Here's the thing.. I want all of those things. I want to be healthy, I want to look toned, I want to lose weight. So, for the 18th time, I'm starting over. I deleted my account on My Fitness Pal and will be starting over tomorrow with a new screen name and profile. I will be making the time to work out every day, even if it's just a 20 minute walk. I will be focusing on cutting back on carbs (mainly bread, rice and pasta) except for 2 days before a long run and the day of a long run. I will be allowing myself to make mistakes but also allowing myself to forgive myself. I am way too hard on myself, my own worst critic. I need to find a way to praise myself for the little things, maybe a reward system of sorts.

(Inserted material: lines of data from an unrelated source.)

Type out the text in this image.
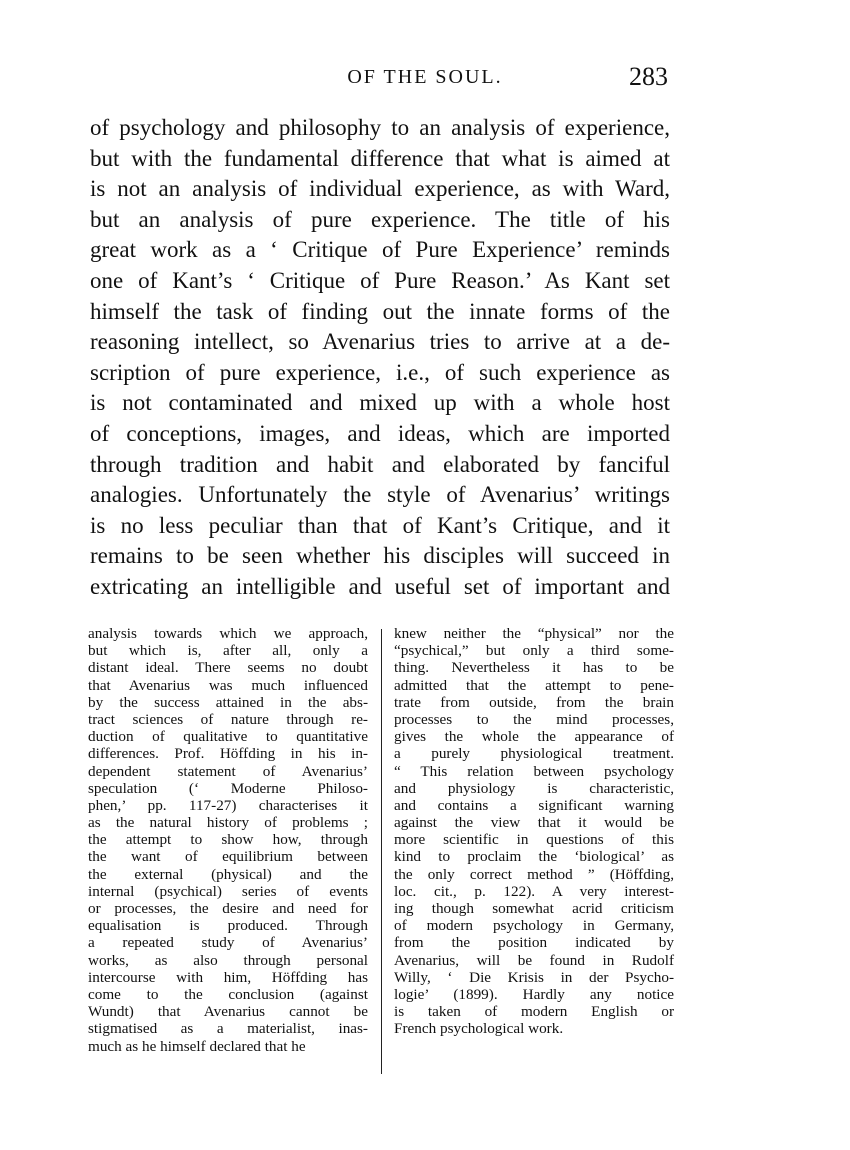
OF THE SOUL.	283
of psychology and philosophy to an analysis of experience,
but with the fundamental difference that what is aimed at
is not an analysis of individual experience, as with Ward,
but an analysis of pure experience. The title of his
great work as a ‘ Critique of Pure Experience’ reminds
one of Kant’s ‘ Critique of Pure Reason.’ As Kant set
himself the task of finding out the innate forms of the
reasoning intellect, so Avenarius tries to arrive at a de-
scription of pure experience, i.e., of such experience as
is not contaminated and mixed up with a whole host
of conceptions, images, and ideas, which are imported
through tradition and habit and elaborated by fanciful
analogies. Unfortunately the style of Avenarius’ writings
is no less peculiar than that of Kant’s Critique, and it
remains to be seen whether his disciples will succeed in
extricating an intelligible and useful set of important and
analysis towards which we approach,
but which is, after all, only a
distant ideal. There seems no doubt
that Avenarius was much influenced
by the success attained in the abs-
tract sciences of nature through re-
duction of qualitative to quantitative
differences. Prof. Höffding in his in-
dependent statement of Avenarius’
speculation (‘ Moderne Philoso-
phen,’ pp. 117-27) characterises it
as the natural history of problems ;
the attempt to show how, through
the want of equilibrium between
the external (physical) and the
internal (psychical) series of events
or processes, the desire and need for
equalisation is produced. Through
a repeated study of Avenarius’
works, as also through personal
intercourse with him, Höffding has
come to the conclusion (against
Wundt) that Avenarius cannot be
stigmatised as a materialist, inas-
much as he himself declared that he
knew neither the “physical” nor the
“psychical,” but only a third some-
thing. Nevertheless it has to be
admitted that the attempt to pene-
trate from outside, from the brain
processes to the mind processes,
gives the whole the appearance of
a purely physiological treatment.
“ This relation between psychology
and physiology is characteristic,
and contains a significant warning
against the view that it would be
more scientific in questions of this
kind to proclaim the ‘biological’ as
the only correct method ” (Höffding,
loc. cit., p. 122). A very interest-
ing though somewhat acrid criticism
of modern psychology in Germany,
from the position indicated by
Avenarius, will be found in Rudolf
Willy, ‘ Die Krisis in der Psycho-
logie’ (1899). Hardly any notice
is taken of modern English or
French psychological work.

This self transformation thing is a long process and I need to give myself the time to figure it all out. I cannot expect results right away. I need to have patience and give it time to work.
I also need to work on other areas of my life- financials, home life (especially regarding chores), relationships (especially finding time to have one with Patrick), family (spending more quality time with Isabel), hobbies (allowing myself to spend time doing the things I enjoy doing without feeling guilty about it). I guess maybe I need to work on things as they come.
I'm still a work in progress. I'm just starting back at square one and doing it right this time.
I'm weighing in tomorrow morning and will start posting again weekly with a picture of the scale and my progress. I am going to try to only weigh myself once a week. We'll see how it goes.